Solution: Define a map
\[
f: \mathbb{R} ^2 \to \mathbb{R} , ~ (x,y) \mapsto x + y^2.
\]
Note that the map $f$ is continuous. Also, if $\left( x_1, y_1 \right) \sim \left( x_2, y_2 \right) $, then
\[
x_1 + y_1^2 = x_2 + y_2^2 \implies f\left( x_1,y_1 \right) = f\left( x_2, y_2 \right)
\]
and hence $f$ preserves the equivalence relation. Therefore, the following theorem implies that there is a continuous map from the quotient space to $\mathbb{R} $.
Let $X$ and $Y$ be two topological space and let $f : X \to Y$ be a continuous map. Let $\sim $ be the equivalence relation on $X$ defined by $x_1 \sim x_2$ if and only if $f\left( x_1 \right) = f\left( x_2 \right) $. Then there exists a continuous function $g : X / \mathord{\sim } \to Y$ such that $f = g\circ \pi$.

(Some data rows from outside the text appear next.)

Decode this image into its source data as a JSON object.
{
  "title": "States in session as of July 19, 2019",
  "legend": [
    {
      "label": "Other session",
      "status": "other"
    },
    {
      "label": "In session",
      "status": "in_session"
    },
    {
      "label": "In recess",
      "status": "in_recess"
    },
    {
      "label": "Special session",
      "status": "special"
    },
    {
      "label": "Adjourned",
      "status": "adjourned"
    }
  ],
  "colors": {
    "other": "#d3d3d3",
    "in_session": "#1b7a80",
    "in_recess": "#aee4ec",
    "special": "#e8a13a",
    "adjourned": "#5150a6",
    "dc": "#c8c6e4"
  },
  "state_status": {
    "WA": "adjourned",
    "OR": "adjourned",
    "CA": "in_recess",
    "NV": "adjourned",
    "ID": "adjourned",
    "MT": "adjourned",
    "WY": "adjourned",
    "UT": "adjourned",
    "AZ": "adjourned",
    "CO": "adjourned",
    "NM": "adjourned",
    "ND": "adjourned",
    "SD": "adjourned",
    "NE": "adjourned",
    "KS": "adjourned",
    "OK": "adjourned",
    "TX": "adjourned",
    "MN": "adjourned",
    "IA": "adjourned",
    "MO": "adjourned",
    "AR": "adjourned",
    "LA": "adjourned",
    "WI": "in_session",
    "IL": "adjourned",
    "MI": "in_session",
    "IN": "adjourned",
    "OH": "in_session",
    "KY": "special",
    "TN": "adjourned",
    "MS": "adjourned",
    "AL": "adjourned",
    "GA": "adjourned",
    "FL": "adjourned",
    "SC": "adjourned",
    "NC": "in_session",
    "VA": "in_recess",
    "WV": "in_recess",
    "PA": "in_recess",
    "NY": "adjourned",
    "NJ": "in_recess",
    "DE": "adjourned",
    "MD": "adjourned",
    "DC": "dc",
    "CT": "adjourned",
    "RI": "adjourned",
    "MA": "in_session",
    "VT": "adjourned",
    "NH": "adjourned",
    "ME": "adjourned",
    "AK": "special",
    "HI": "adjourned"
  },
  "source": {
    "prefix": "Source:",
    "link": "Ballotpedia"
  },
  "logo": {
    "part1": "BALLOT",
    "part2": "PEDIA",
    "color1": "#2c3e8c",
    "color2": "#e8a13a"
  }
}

So we got a continuos map $g : \mathbb{R} ^2 / \mathord{\sim } \to \mathbb{R} $ defined by $g[(x,y)] \mapsto x + y^2 $. Define a map
\[
h : \mathbb{R} \to \mathbb{R} ^2 / \mathord{\sim },~ x \mapsto [(x,0)].
\]
Note that $h$ is defined as the composition of maps $h_1 : \mathbb{R} \to \mathbb{R} ^2, ~ x \mapsto (x,0)$ and the quotient map. Therefore, it is continuous. Now we only need to show that $g \circ h$ and $h\circ g$ are identity.
\begin{align*}
(g \circ h)(x) & = g([x,0]) = x \\
(h \circ g)([x,y]) & = h\left( x + y^2 \right) = \left[ (x + y^2, 0) \right] = [(x,y)].
\end{align*}
Therefore, the quotient space is homeomorphic to $\mathbb{R} $.